She recalls surveying sites for gasses back then and realizing that significant volumes of hydrogen were present in the ground. “Good lord, it was hydrogen, these rocks were full of hydrogen,” she remembers. Yes, the Earth hath bubbles. Since then, she and colleagues have mapped the locations of potential hydrogen sources—based on geology and known deposits—around the world.

Different processes can give rise to natural hydrogen wells. One example is radiolysis, in which subatomic particles naturally emitted by radioactive rocks such as granite cause certain molecules to break apart, releasing hydrogen. In general, hydrogen is associated with crystalline rocks, rather than sedimentary ones.

But as Gluyas mentions, microbes often gobble up hydrogen formed in the ground before anyone has had the chance to siphon it off. So the tricky part is finding a subterranean hydrogen source that is both large and intact. “No one, I think, can pronounce on whether or not these accumulations of hydrogen within the crystalline rocks … will be viable at scale,” says Sherwood Lollar.

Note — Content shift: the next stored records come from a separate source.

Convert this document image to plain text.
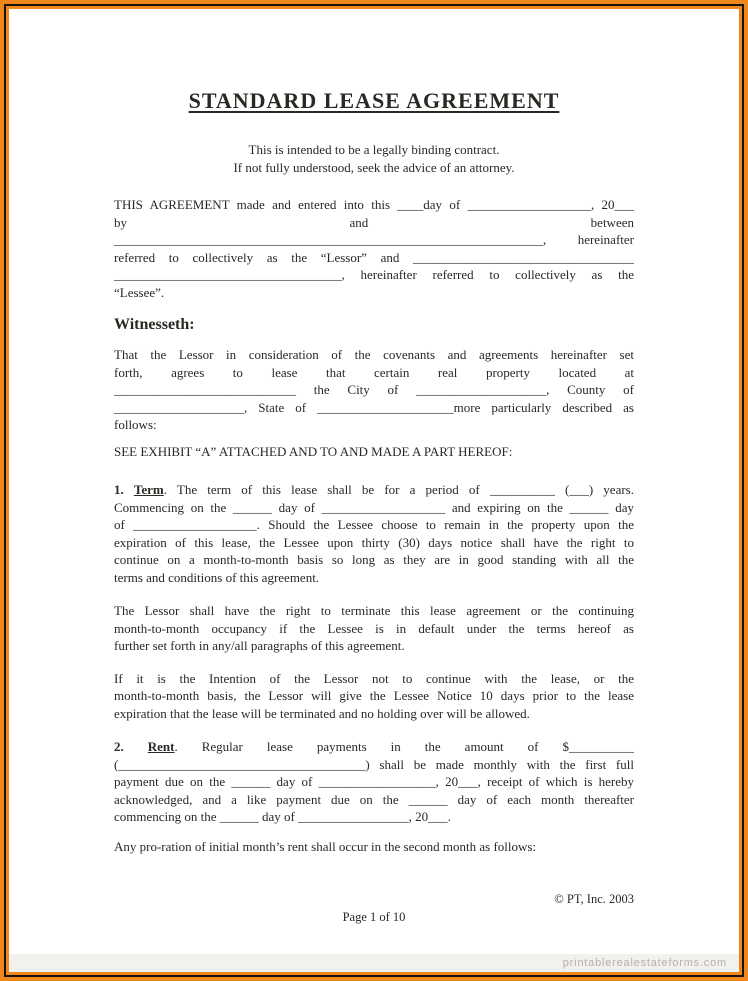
STANDARD LEASE AGREEMENT
This is intended to be a legally binding contract.
If not fully understood, seek the advice of an attorney.
THIS AGREEMENT made and entered into this ____day of ___________________, 20___
by and between
__________________________________________________________________, hereinafter
referred to collectively as the “Lessor” and __________________________________
___________________________________, hereinafter referred to collectively as the
“Lessee”.
Witnesseth:
That the Lessor in consideration of the covenants and agreements hereinafter set
forth, agrees to lease that certain real property located at
____________________________ the City of ____________________, County of
____________________, State of _____________________more particularly described as
follows:
SEE EXHIBIT “A” ATTACHED AND TO AND MADE A PART HEREOF:
1. Term. The term of this lease shall be for a period of __________ (___) years.
Commencing on the ______ day of ___________________ and expiring on the ______ day
of ___________________. Should the Lessee choose to remain in the property upon the
expiration of this lease, the Lessee upon thirty (30) days notice shall have the right to
continue on a month-to-month basis so long as they are in good standing with all the
terms and conditions of this agreement.
The Lessor shall have the right to terminate this lease agreement or the continuing
month-to-month occupancy if the Lessee is in default under the terms hereof as
further set forth in any/all paragraphs of this agreement.
If it is the Intention of the Lessor not to continue with the lease, or the
month-to-month basis, the Lessor will give the Lessee Notice 10 days prior to the lease
expiration that the lease will be terminated and no holding over will be allowed.
2. Rent. Regular lease payments in the amount of $__________
(______________________________________) shall be made monthly with the first full
payment due on the ______ day of __________________, 20___, receipt of which is hereby
acknowledged, and a like payment due on the ______ day of each month thereafter
commencing on the ______ day of _________________, 20___.
Any pro-ration of initial month’s rent shall occur in the second month as follows:
© PT, Inc. 2003
Page 1 of 10
printablerealestateforms.com
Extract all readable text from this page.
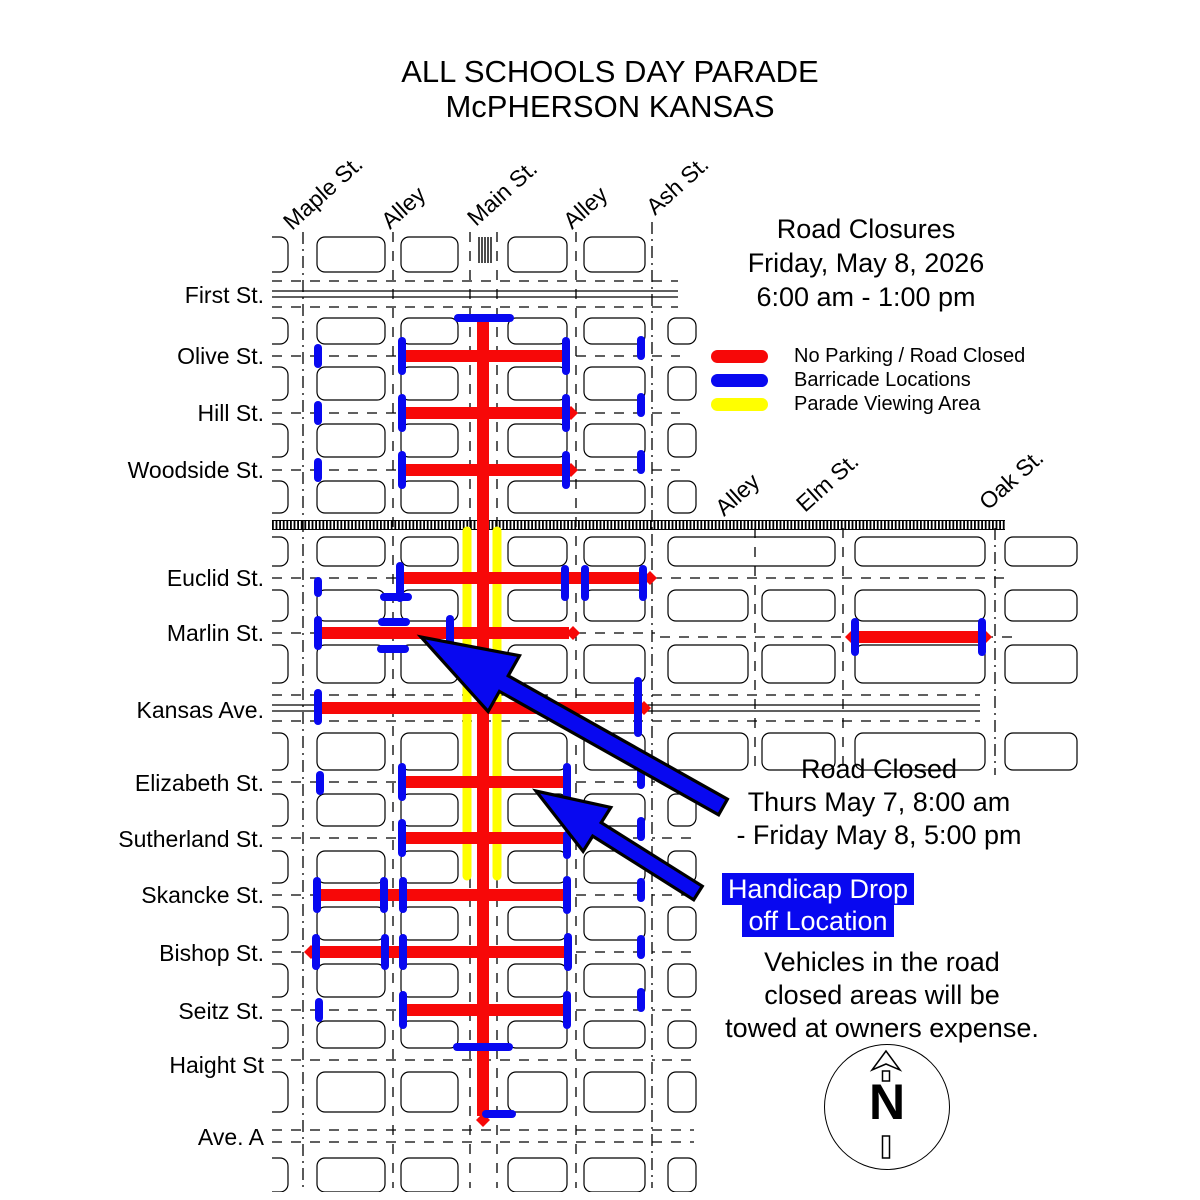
First St.
Olive St.
Hill St.
Woodside St.
Euclid St.
Marlin St.
Kansas Ave.
Elizabeth St.
Sutherland St.
Skancke St.
Bishop St.
Seitz St.
Haight St
Ave. A
Maple St. Alley Main St. Alley Ash St.
Alley Elm St.	Oak St.
ALL SCHOOLS DAY PARADE
McPHERSON KANSAS
Road Closures
Friday, May 8, 2026
6:00 am - 1:00 pm
No Parking / Road Closed
Barricade Locations
Parade Viewing Area
Road Closed
Thurs May 7, 8:00 am
- Friday May 8, 5:00 pm
Handicap Drop
off Location
Vehicles in the road
closed areas will be
towed at owners expense.
N
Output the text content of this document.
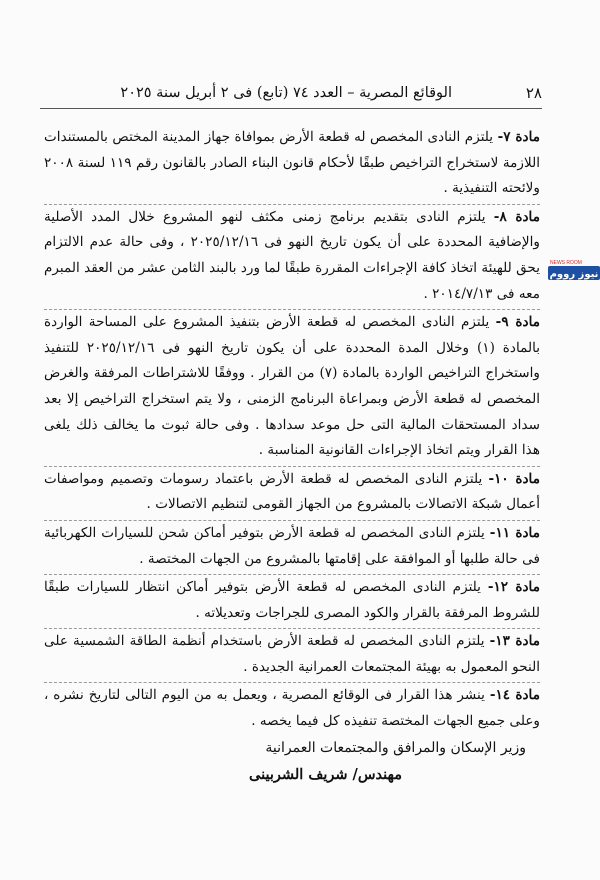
٢٨
الوقائع المصرية – العدد ٧٤ (تابع) فى ٢ أبريل سنة ٢٠٢٥

مادة ٧- يلتزم النادى المخصص له قطعة الأرض بموافاة جهاز المدينة المختص بالمستندات اللازمة لاستخراج التراخيص طبقًا لأحكام قانون البناء الصادر بالقانون رقم ١١٩ لسنة ٢٠٠٨ ولائحته التنفيذية .

مادة ٨- يلتزم النادى بتقديم برنامج زمنى مكثف لنهو المشروع خلال المدد الأصلية والإضافية المحددة على أن يكون تاريخ النهو فى ٢٠٢٥/١٢/١٦ ، وفى حالة عدم الالتزام يحق للهيئة اتخاذ كافة الإجراءات المقررة طبقًا لما ورد بالبند الثامن عشر من العقد المبرم معه فى ٢٠١٤/٧/١٣ .

مادة ٩- يلتزم النادى المخصص له قطعة الأرض بتنفيذ المشروع على المساحة الواردة بالمادة (١) وخلال المدة المحددة على أن يكون تاريخ النهو فى ٢٠٢٥/١٢/١٦ للتنفيذ واستخراج التراخيص الواردة بالمادة (٧) من القرار . ووفقًا للاشتراطات المرفقة والغرض المخصص له قطعة الأرض وبمراعاة البرنامج الزمنى ، ولا يتم استخراج التراخيص إلا بعد سداد المستحقات المالية التى حل موعد سدادها . وفى حالة ثبوت ما يخالف ذلك يلغى هذا القرار ويتم اتخاذ الإجراءات القانونية المناسبة .

مادة ١٠- يلتزم النادى المخصص له قطعة الأرض باعتماد رسومات وتصميم ومواصفات أعمال شبكة الاتصالات بالمشروع من الجهاز القومى لتنظيم الاتصالات .

مادة ١١- يلتزم النادى المخصص له قطعة الأرض بتوفير أماكن شحن للسيارات الكهربائية فى حالة طلبها أو الموافقة على إقامتها بالمشروع من الجهات المختصة .

مادة ١٢- يلتزم النادى المخصص له قطعة الأرض بتوفير أماكن انتظار للسيارات طبقًا للشروط المرفقة بالقرار والكود المصرى للجراجات وتعديلاته .

مادة ١٣- يلتزم النادى المخصص له قطعة الأرض باستخدام أنظمة الطاقة الشمسية على النحو المعمول به بهيئة المجتمعات العمرانية الجديدة .

مادة ١٤- ينشر هذا القرار فى الوقائع المصرية ، ويعمل به من اليوم التالى لتاريخ نشره ، وعلى جميع الجهات المختصة تنفيذه كل فيما يخصه .

وزير الإسكان والمرافق والمجتمعات العمرانية
مهندس/ شريف الشربينى
NEWS ROOM
نيوز رووم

Some firms are already targeting hydrogen deposits, though—such as the company Gold Hydrogen in Australia. It estimates that there could be a total of 1.3 billion kilograms of hydrogen at depths of around 500 meters in the Ramsay Peninsula and Kangaroo Island in South Australia. There is also a large and well-known source of hydrogen in Mali. Both this and the Australian deposits are associated with “fairy circles”—where bare patches in the middle of vegetation indicate that hydrogen is coming out of the ground. Commercial extraction of hydrogen from any such locations, at scale, has yet to happen.

Whether you call Cemvita Factory’s approach “gold hydrogen” or not, one advantage of it is that access to oil wells is reasonably straightforward—and they are often in well-serviced locations with nearby infrastructure for transporting gasses. Cemvita Factory is not the only firm to have considered this point. A completely different method of getting hydrogen out of old oil wells involves injecting oxygen into them to stimulate a flow of oil and chemical reactions that result in the production of hydrogen and other gasses. Canadian firm Proton Technologies has demonstrated this technique—which it refers to as “clear hydrogen.”

Hydrogen production linked to depleted oil wells is interesting, but such projects are still at a relatively early stage, argues Richard Lowes, senior associate at the Regulatory Assistance Project, a clean energy NGO. “I’m initially skeptical, particularly when you can produce hydrogen quite easily with electricity—it’s just easier,” he says. And he questions whether such technologies could potentially shore up fossil fuel firms and fossil-fuel-related industries, in contrast to hydrogen production systems that rely on renewables. If new oil wells can eventually be transformed into green energy sources, they may appear more palatable.  

All of these ideas for obtaining hydrogen are currently jostling for attention—and investment. That, and the abundance of this crucial element in so many different places explains the rich color palette of hydrogens now emerging. From green to blue, gold, clear, and beyond, no one yet knows what will triumph. As Gluyas says: “We’ll probably have more colors than Crown Paints by the end of this process.”